Only two questions remain: What interval should I use for the major ticks, and how many levels should I proceed down the hierarchy? The nMajor and nMinor parameters answer these questions. They specify the upper limit of the density of the largest and smallest ticks in the hierarchy, respectively, as follows: The tick interval is the smallest interval such that the ratio of the full interval plotted to that interval is less than nMajor (or nMinor). Only major tick intervals whose widths have least significant decimal digit 1, 2, or 5 are considered (otherwise, the rest of the hierarchy algorithm fails).

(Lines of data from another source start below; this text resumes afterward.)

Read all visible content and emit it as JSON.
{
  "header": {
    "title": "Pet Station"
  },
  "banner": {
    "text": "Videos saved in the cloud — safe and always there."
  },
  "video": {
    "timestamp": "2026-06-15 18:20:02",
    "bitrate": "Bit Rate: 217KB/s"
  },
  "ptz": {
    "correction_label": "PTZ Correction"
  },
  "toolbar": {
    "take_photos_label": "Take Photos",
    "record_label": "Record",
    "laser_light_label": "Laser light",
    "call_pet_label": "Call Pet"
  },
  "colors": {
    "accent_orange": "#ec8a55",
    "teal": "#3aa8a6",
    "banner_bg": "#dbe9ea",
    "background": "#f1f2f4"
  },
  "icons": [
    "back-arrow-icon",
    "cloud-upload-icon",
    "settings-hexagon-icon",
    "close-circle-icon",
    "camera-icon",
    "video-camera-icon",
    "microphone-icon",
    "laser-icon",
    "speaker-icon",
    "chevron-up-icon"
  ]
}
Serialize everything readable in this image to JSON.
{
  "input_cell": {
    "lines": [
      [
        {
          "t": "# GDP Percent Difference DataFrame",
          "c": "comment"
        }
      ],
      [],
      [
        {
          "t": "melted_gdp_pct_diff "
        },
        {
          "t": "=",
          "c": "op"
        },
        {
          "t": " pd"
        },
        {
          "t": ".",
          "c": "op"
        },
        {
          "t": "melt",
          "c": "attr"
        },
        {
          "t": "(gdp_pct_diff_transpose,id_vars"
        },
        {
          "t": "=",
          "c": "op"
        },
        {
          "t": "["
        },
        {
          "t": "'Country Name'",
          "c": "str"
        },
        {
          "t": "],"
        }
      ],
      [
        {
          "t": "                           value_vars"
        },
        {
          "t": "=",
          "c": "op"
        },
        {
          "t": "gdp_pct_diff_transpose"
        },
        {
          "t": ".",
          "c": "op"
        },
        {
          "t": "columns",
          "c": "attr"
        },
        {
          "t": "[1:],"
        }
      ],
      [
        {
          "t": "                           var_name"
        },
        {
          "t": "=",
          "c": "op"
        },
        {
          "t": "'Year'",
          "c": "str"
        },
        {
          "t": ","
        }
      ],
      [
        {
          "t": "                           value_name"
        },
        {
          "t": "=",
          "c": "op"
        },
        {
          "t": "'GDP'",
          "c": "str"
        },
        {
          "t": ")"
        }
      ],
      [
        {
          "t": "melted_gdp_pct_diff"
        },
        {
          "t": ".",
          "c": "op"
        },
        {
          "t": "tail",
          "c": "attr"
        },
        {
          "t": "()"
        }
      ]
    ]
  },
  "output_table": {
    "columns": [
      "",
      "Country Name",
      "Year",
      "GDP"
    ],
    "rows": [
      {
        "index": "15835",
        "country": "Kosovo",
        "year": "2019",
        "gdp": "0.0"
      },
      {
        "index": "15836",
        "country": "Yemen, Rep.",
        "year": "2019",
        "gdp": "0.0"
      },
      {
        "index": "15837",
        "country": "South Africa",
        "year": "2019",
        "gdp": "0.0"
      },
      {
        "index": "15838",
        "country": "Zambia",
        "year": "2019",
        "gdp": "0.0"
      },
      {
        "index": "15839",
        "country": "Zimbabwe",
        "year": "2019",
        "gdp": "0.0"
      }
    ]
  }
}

Log scaling adds two twists: First, if there are any decades, I make decade ticks longer than any others, even if the first level of subdecade ticks are far enough apart to get numeric labels. If there will be ticks within each decade, I divide the decade into three subintervals – from 1 to 2, 2 to 5, and 5 to 10 – then use the linear scale algorithm for selecting tick intervals at the specified density within each of the three subintervals. Since the tick density changes by at most a factor of 2.5 within each subinterval, the linear algorithm works pretty well. You expect closer ticks on a log scale than you see on a linear scale, so I multiply the nMajor and nMinor densities by logAdjMajor and logAdjMinor before using them for the subintervals.

A final caveat: On the horizontal axis, long numeric labels can overlap each other if the tick density gets too high. This depends on the font size and the maximum number of digits you allow for those labels, both of which are style parameters. Designing a graphics style which avoids this evil is not easy.